Bizim köydeki fakirhanede birkaç bin kitaptan oluşan bir kütüphane var (Kitaplık diyecektim ama birkaç kitaplık olduğu için kütüphane kelimesini tercih ettim). Odaya ilk giren biri, bendenizi yeni tanıyan veya tanımayan bir kişi genelde “Bir şey soracağım: Bunların hepsini okudun mu?” diye söze girişir. Bir kütüphane kurmaya çalışmış, kitapla hemhâl olmuş ve onları gerçekten sevmiş bir insana aslında böyle bir soru sorulmaz. Her kitap kurdu böyle bir soruyla muhatap olunca genelde sıkılır. Bendenizde de öyle olur.
Bu soruya cevap vermek mecburiyetinde değilsiniz. Fakat lafı pek uzatmadan “Bir kısmını okudum, şu kısımlar okunacak, bu bölümden kaynak eser olarak istifade ediyorum, yazılarımda ve çalışmalarımda bunlar kaynak eser oluyor…” gibi şeyler söylersiniz. Yanlış değildir fakat şunları söylemek bile insanın gönlünü yorar.
2007 senesinde Gazi Üniversitesi Türk Dili ve Edebiyatı Eğitimi Bölümünü kazanınca Merkez Kütüphane’nin zenginliği ve büyüklüğü beni kendine hayran bırakmıştı. O kocaman binanın karşısına geçmiş ve içimden şöyle demiştim: “Ben bu sene buradaki kitapların hepsini okuyayım. Sonraki senelerde de okuduklarımın üzerinden geçerim…”

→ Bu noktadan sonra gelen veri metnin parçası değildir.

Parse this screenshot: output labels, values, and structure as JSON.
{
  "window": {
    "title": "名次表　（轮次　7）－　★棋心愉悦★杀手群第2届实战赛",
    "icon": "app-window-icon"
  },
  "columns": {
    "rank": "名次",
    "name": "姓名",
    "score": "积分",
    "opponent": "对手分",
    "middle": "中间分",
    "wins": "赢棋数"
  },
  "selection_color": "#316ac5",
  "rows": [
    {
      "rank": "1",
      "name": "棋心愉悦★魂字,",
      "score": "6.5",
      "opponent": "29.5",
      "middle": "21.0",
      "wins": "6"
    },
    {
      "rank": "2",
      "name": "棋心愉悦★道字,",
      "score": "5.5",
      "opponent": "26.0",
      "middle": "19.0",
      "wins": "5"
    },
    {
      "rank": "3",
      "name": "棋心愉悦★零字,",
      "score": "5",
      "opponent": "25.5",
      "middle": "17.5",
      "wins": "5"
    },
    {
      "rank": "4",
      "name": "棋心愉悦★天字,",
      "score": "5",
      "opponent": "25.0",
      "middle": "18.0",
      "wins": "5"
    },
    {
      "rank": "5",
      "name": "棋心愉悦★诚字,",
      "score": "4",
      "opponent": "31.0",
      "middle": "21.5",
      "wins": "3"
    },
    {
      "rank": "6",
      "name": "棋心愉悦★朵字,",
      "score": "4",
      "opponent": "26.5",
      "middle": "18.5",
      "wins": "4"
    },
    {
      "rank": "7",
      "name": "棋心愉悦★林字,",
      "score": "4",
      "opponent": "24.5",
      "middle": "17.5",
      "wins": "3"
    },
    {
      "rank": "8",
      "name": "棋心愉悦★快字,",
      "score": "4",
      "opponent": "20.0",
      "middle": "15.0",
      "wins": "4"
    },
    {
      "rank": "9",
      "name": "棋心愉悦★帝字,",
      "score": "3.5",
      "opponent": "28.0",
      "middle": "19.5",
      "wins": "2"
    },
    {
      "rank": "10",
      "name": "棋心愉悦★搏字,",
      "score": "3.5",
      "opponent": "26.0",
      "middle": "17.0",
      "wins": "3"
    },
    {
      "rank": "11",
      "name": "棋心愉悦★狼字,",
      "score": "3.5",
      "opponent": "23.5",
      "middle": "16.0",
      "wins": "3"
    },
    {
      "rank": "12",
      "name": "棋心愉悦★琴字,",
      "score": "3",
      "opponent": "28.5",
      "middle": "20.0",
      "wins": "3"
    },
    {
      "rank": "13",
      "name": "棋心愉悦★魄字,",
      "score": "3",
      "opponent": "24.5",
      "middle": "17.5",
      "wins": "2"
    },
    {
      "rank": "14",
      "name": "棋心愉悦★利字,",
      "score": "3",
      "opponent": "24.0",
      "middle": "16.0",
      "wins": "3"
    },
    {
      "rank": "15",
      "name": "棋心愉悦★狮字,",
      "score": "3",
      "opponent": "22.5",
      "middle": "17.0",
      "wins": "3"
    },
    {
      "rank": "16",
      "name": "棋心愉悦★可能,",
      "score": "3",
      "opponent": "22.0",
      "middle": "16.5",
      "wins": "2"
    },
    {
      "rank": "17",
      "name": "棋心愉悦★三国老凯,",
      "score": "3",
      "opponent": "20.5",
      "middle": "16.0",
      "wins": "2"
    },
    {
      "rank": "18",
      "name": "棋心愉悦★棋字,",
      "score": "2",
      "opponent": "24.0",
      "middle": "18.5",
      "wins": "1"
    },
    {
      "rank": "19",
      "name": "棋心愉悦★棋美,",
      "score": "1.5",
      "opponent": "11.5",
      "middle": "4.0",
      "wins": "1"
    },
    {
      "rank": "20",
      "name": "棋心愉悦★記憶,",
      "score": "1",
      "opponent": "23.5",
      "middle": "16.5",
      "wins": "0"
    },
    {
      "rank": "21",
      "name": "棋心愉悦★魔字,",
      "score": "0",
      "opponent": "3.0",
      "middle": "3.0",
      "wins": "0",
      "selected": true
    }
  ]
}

Pek tabii o koca kütüphanenin bir katının bir bölümünü bile beş yıllık tahsil hayatım boyunca okuyup bitiremedim. Fakat bu kütüphaneden doya doya istifade ettim. Yılda ortalama yüz elli eser okuyarak beş yılda yedi yüz elli kitap okumuştum (Okuduğum kitapların adlarını günlüklerimin arkasına kaydederdim. Oradan biliyorum). Bunlar benim için bir üniversite daha okumak kadar verimli ve faydalı olmuştu. Ben bu okumaların faydasını daha sonraki zamanlarda bol bol görmüşümdür.
Üniversitedeyken bana bir üniversite daha okutturan bir yer de sahaflar olmuştur. Özellikle Kızılay’da Adil Han’dan pek çıkmaz, azıcık bir harçlığım olsa gider onunla hemen kitap alırdım. Kitapların kokusunu içime sinmişti bir kere. Kitabın ve sahafların müptelası gibi bir şey olmuştum. Sahaflar Ankara’da en uğrak yerimdi. Bir de çokça Akçağ’a giderdim. Oradan da özellikle Türk Dili ve Edebiyatı alanıyla ilgili kaynak eserleri almaya çalışırdım.
Böylece gide gide bir kütüphane oluştu. Öğretmenlik yıllarının o taşınma hâlinin verdiği perişanlıkla olsa gerek ben bunları köyümde muhafaza ettim genelde. Şimdi ne kadar var bilmiyorum ama çalıştığım alanla ilgili söyleyecek olursam hatırı sayılı bir kütüphanem olduğunu ifade edebilirim. Yazları köye geldiğimde kitaplarını çok özlemiş biri olarak bir müddet dolu dolu ve doya doya çalışırım. Kütüphanemden seçtiğim muhtemelen önceden okumuş olduğum bir kitabın çizdiğim yerlerini tekrar okur ve bunları tefekkür ederim. Devam eden çalışmalarım için araştırmalar yaparım. Bazen de oturup göz ve gönül zevkini besleyen kitapları seyrederim. Bu da az bir güzellik değildir.
Kitaplar arkadaştır, yoldaştır, bizi bize anlatan rehberlerdir. Bir kütüphane okumaya bir ömür yetmez belki ama kitap ve kütüphane bir insanı hâlâ besleyen ve onu mânen kuvvetli kılan imkânlardandır.
“Bunların hepsini okudun mu?” demek bahar güneşiyle beraber sıcağı duymuş ve görmüş birisine kışın soğuğunu yeniden uğratmak gibi bir şeydir. O sebepten siz siz olun, kütüphanesinde bulunduğunuz birisine “Bunların hepsini okudun mu?” demek yerine o raflardan bir kitap alın; tefekkürle okuyarak o insana ve kendinize bir iyilik yapın.